The worst idea coming out of UFC's eighth card on Fox is Demetrious Johnson already ran out of 125-pound guys to fight.
But how can a champion clean out a division if its foundation hasn't even set?
Flyweight is “not like 145 or 155, where you can have 10 fights, win nine of them, and still not be anywhere close to a title shot," seventh-ranked Darrell Montague told ESPN.com earlier in the week.
Montague is the only competitor ranked in the top 10 not featured among the 15 flyweights currently signed to fight in the UFC.
"Maybe my first fight could be against one of their top guys," said “The Mongoose." "I win that, then the next one is for the belt. Who knows?"
John Moraga put himself in position to pull it off. So can the 25-year-old Montague. Same with 19-year-old Sergio Pettis. And 26-year-old Olympic wrestling champion Henry Cejudo. Or, perhaps, a kid we haven’t heard of before. This is why it’s silly to say Johnson has done the yeoman’s work of clearing out a weight class after only two title defenses.
"There's quite a few flyweights out there because it's not a weight they have a ton of options of where they can go,” said Ed Soares, speaking on behalf of the Resurrection Fighting Alliance, a feeder organization for the UFC that promotes flyweights because the UFC does. “So, we're definitely trying to build up lighter weights and hopefully get them up into the UFC."
Many people expect Pettis to rise to Johnson’s level over the next year. Montague, currently paving parking lots for a living, got an offer on Tuesday to fight in Japan -- he’s considering it but doesn’t sound crazy about fighting just to fight. Cejudo has all the hallmarks of a bankable star, so long as he doesn’t embrace a safety-first style.
Simply put, there’s more than enough available 125-pound talent to threaten for the belt on a regular basis. And considering how impressive a champion Johnson has been so far (try "very”), chances are he’ll be in position to take challenger flak for some time to come. At the moment, though, expecting him to match the dominance of established titleholders isn’t fair. The weight class he fronts isn’t mature enough. Moraga went from the first bout on Facebook to a championship main event on network television. Unknown to widespread.
This says a ton about the unpredictable mobility of flyweights, and why prospects might not be in a tremendous hurry to hit the UFC.
Several fighters that might give Johnson a run for his money aren’t on the table yet because (1) the curbed 125-pound UFC roster is tough to crack, or (2) they're simply not prepared.

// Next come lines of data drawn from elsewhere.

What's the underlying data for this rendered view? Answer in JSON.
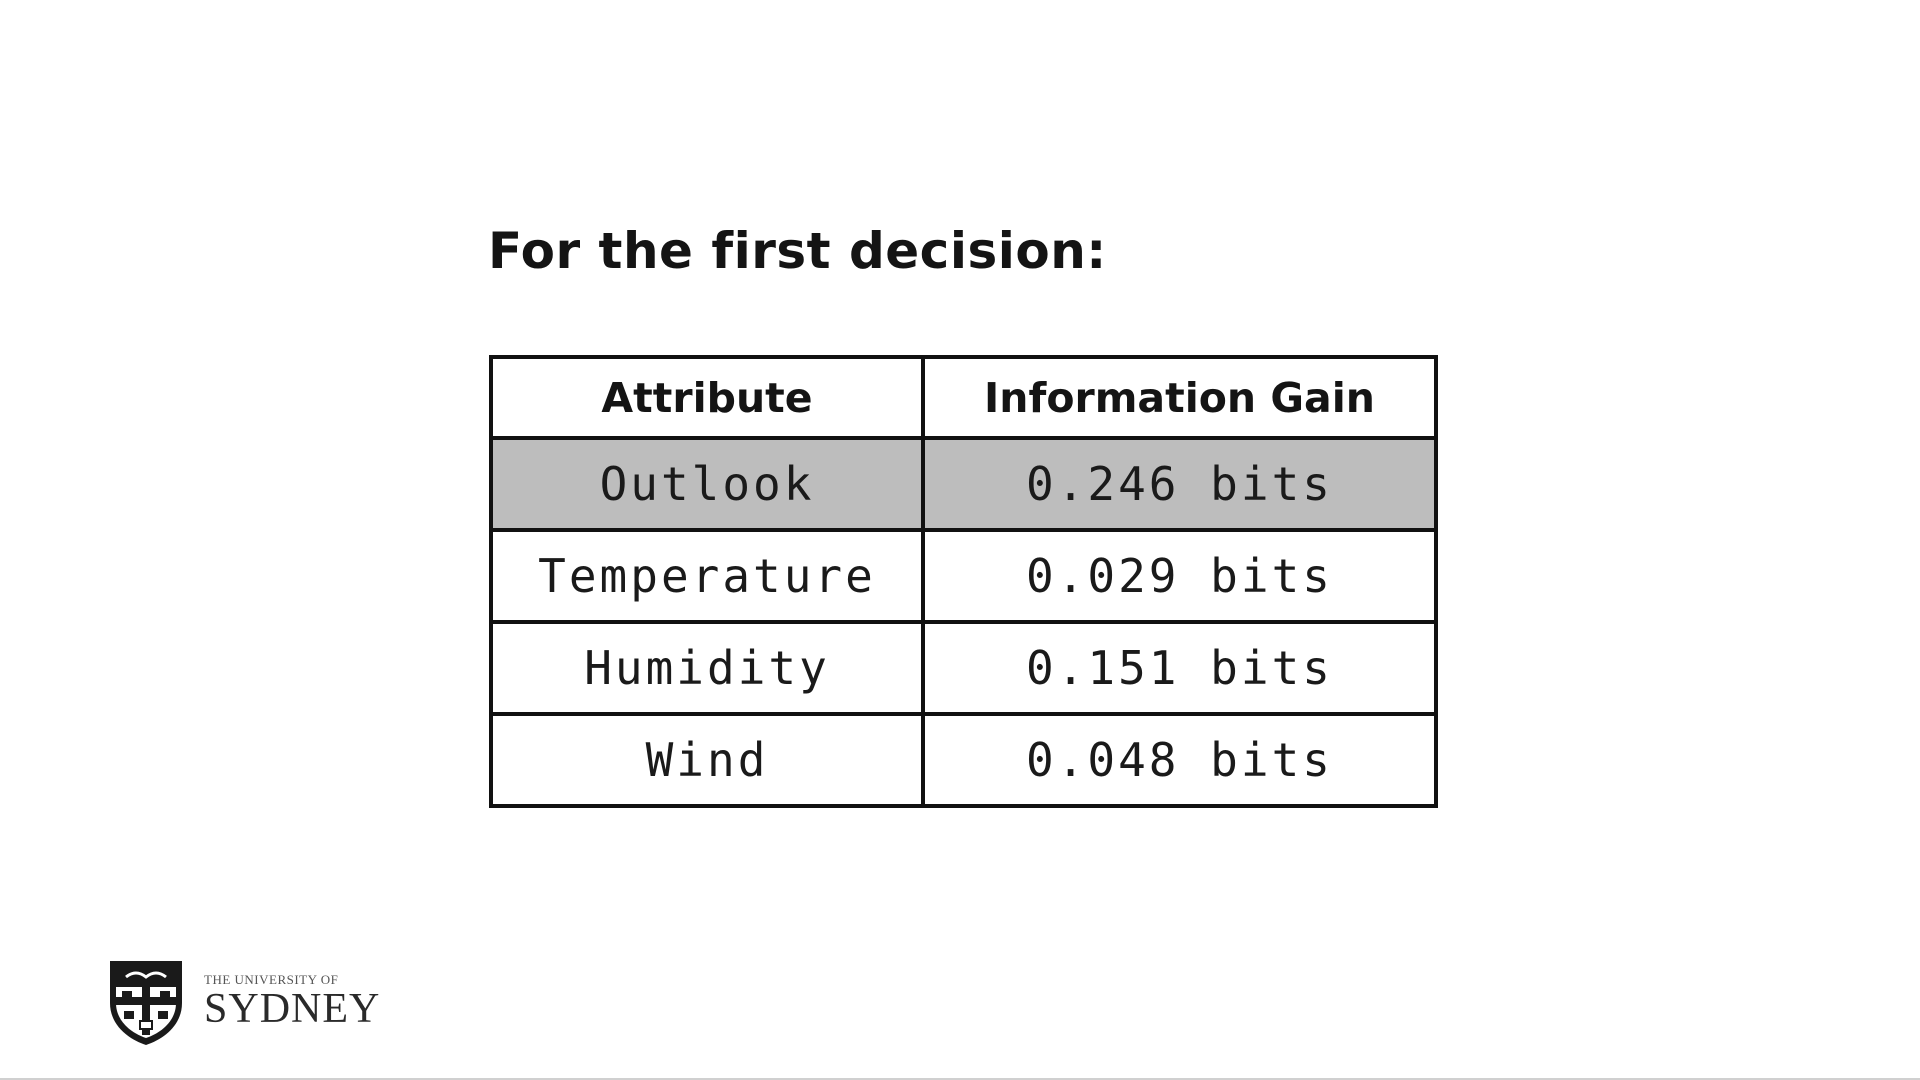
{
  "slide": {
    "heading": "For the first decision:"
  },
  "table": {
    "headers": [
      "Attribute",
      "Information Gain"
    ],
    "rows": [
      {
        "attribute": "Outlook",
        "gain": "0.246 bits",
        "highlighted": true
      },
      {
        "attribute": "Temperature",
        "gain": "0.029 bits",
        "highlighted": false
      },
      {
        "attribute": "Humidity",
        "gain": "0.151 bits",
        "highlighted": false
      },
      {
        "attribute": "Wind",
        "gain": "0.048 bits",
        "highlighted": false
      }
    ],
    "highlight_color": "#bdbdbd"
  },
  "logo": {
    "icon": "university-crest-icon",
    "line1": "THE UNIVERSITY OF",
    "line2": "SYDNEY"
  }
}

Fretting over talent is the wrong way to think about this. Instead, the true battle will hinge on whether or not fans dare to care about the smallest fighters on the UFC roster. Until the answer is a chest-thumping “yes,” flyweights will struggle to receive the attention they need to flourish.

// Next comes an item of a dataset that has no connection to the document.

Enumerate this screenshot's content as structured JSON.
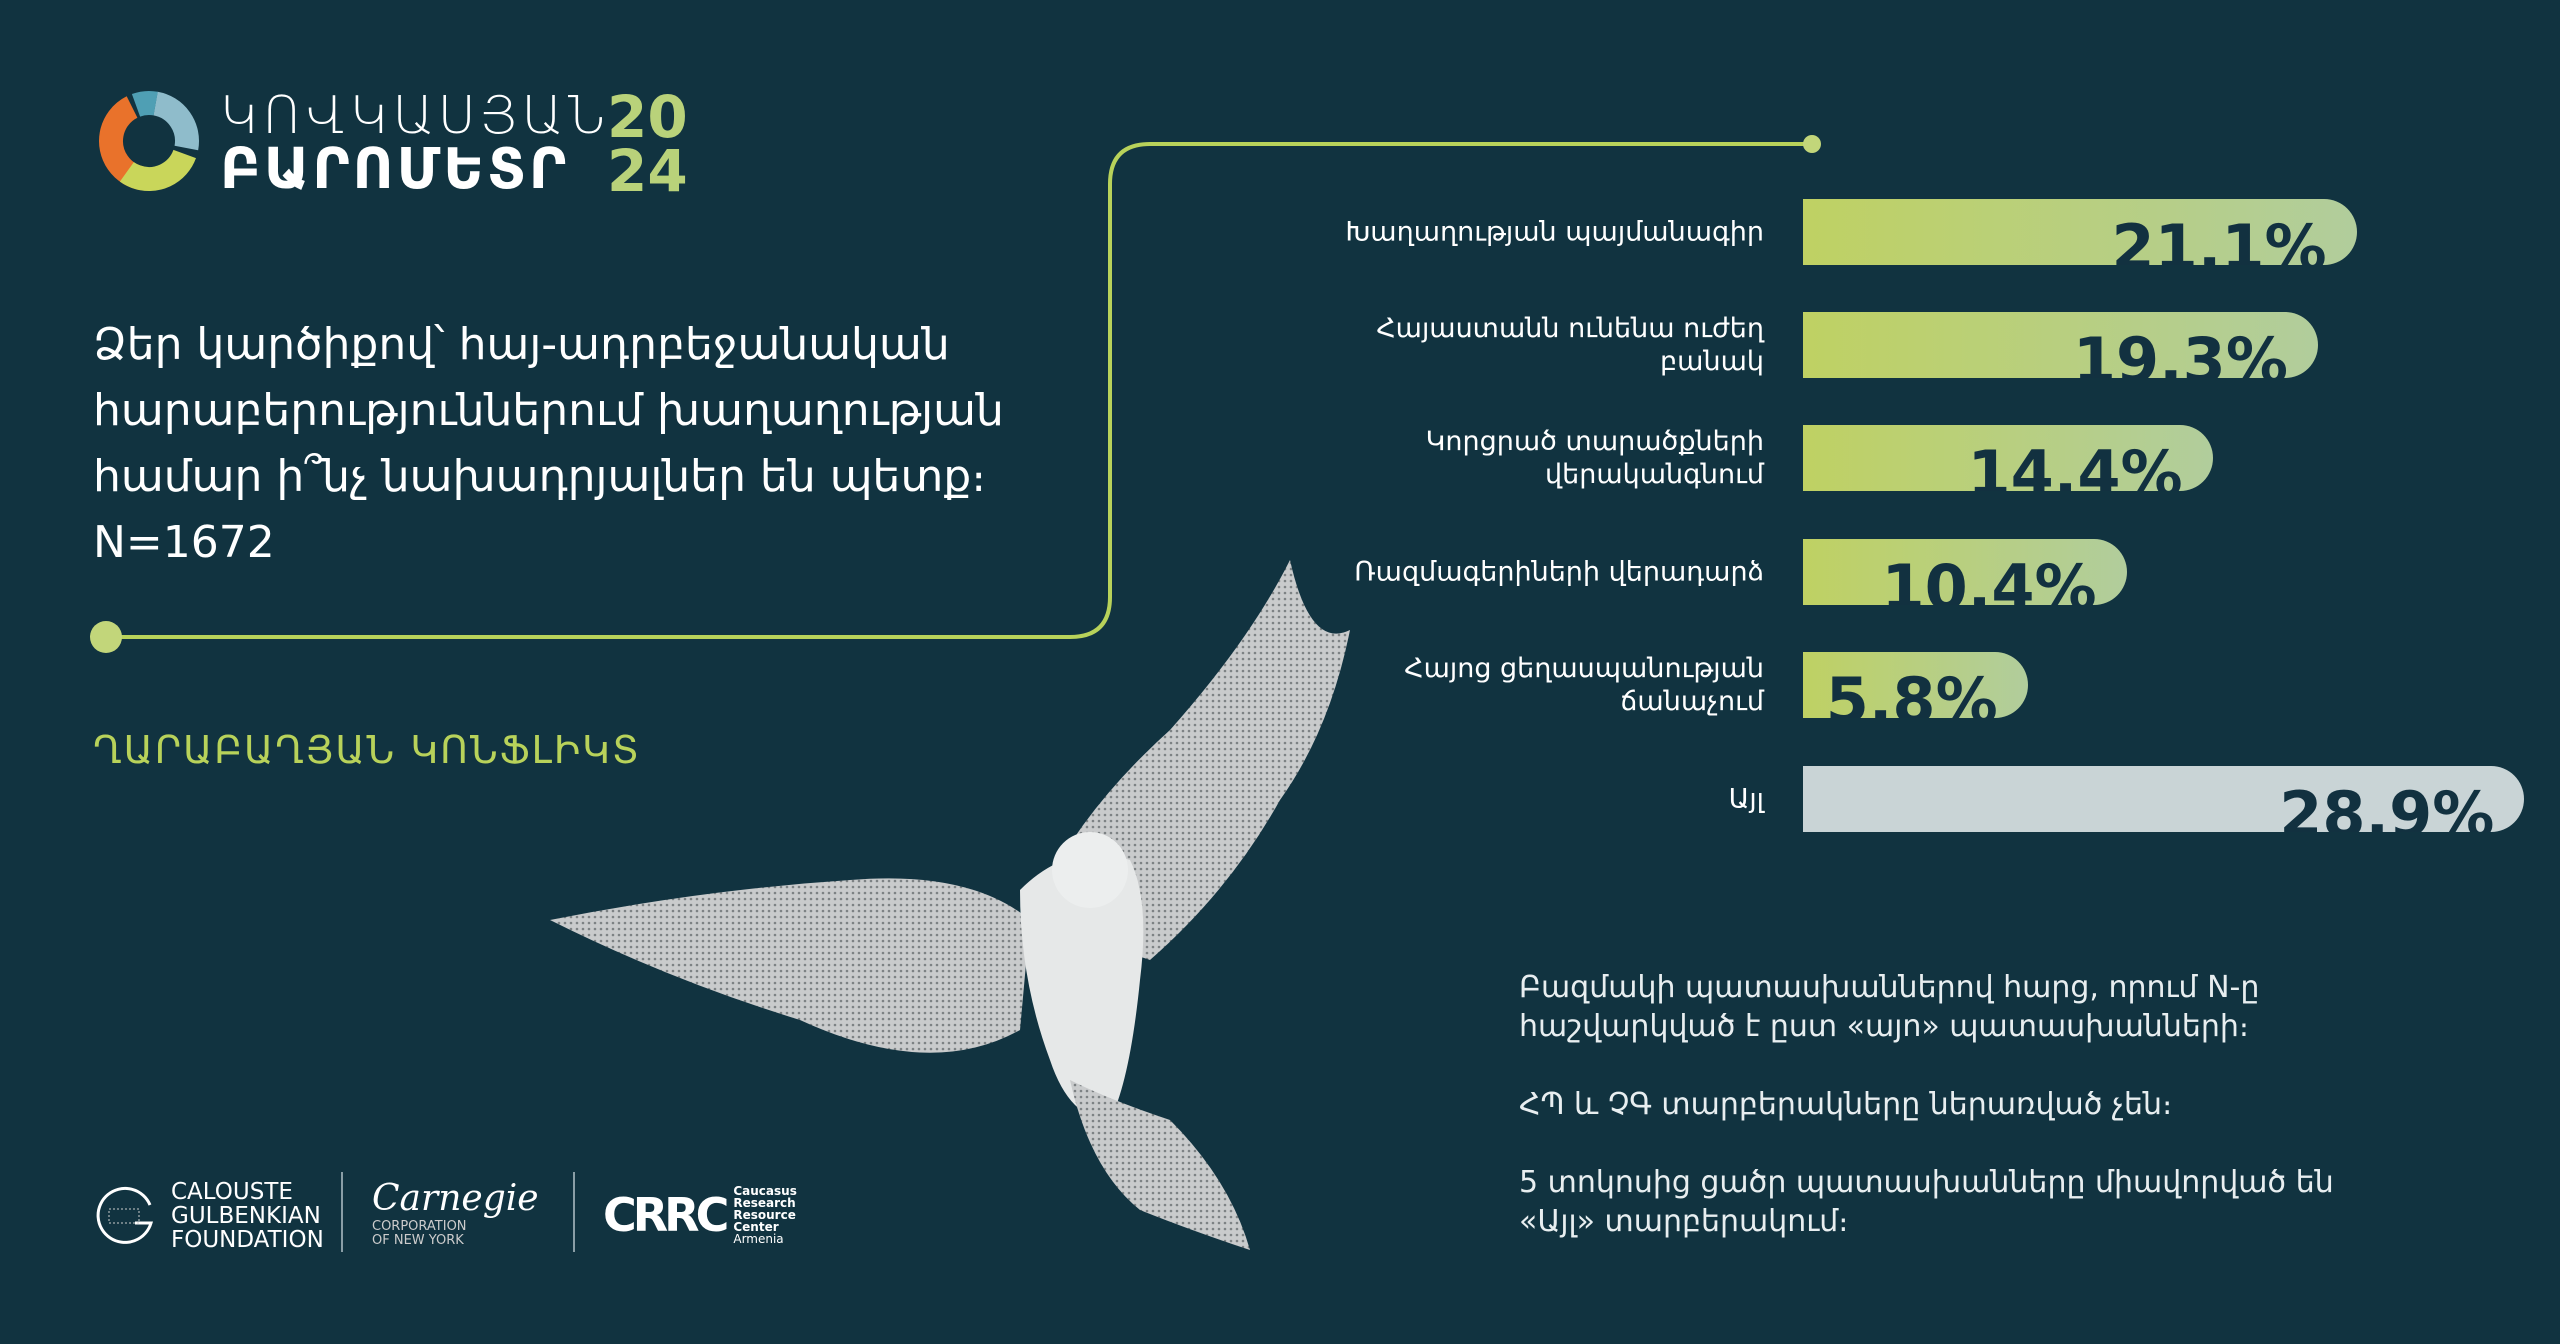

“No one really paid attention to 125 until the UFC brought them in,” said Soares. “[The UFC is] the biggest, they're the best, so as soon as they decide to do something, everyone pays more attention to it. That goes for everything. Not only flyweights, but when they brought women in. They're the leaders. As soon as they start doing something, everyone is going to pay attention."
Flyweight men and bantamweight women made their UFC debuts nearly a year apart, and their respective impacts on the promotion’s business couldn’t be more different.
Ronda Rousey is the most media-requested fighter on the roster and women have energized the UFC. Meanwhile, a hometown title defense for Johnson -- the only fighter to wear the promotion’s flyweight belt -- was overshadowed coming into the event by a welterweight co-main between Rory MacDonald and Jake Ellenberger.
No surprise then that as women and the UFC bask in Rousey’s glow, flyweight during the Johnson era has been slow to catch on. The UFC entered female MMA because of Rousey’s magnetism. There wasn’t an equivalent for men at 125, which is why the promotion held a four-fighter tournament to crown a champ. Out of that jumble emerged a bantamweight convert, “Mighty Mouse,” a heck of a competitor who’s yet to connect with the audience -- proving again it takes more than being a terrific mixed martial artist to become a UFC star.
Foregoing a showman at the top of the weight means flyweight could take longer to develop than its supporters want. But don’t make the mistake of pinning a slow response on the fighters' diminutive size.
After all, many of boxing’s most influential and entertaining stars over the years waged war at 126 pounds.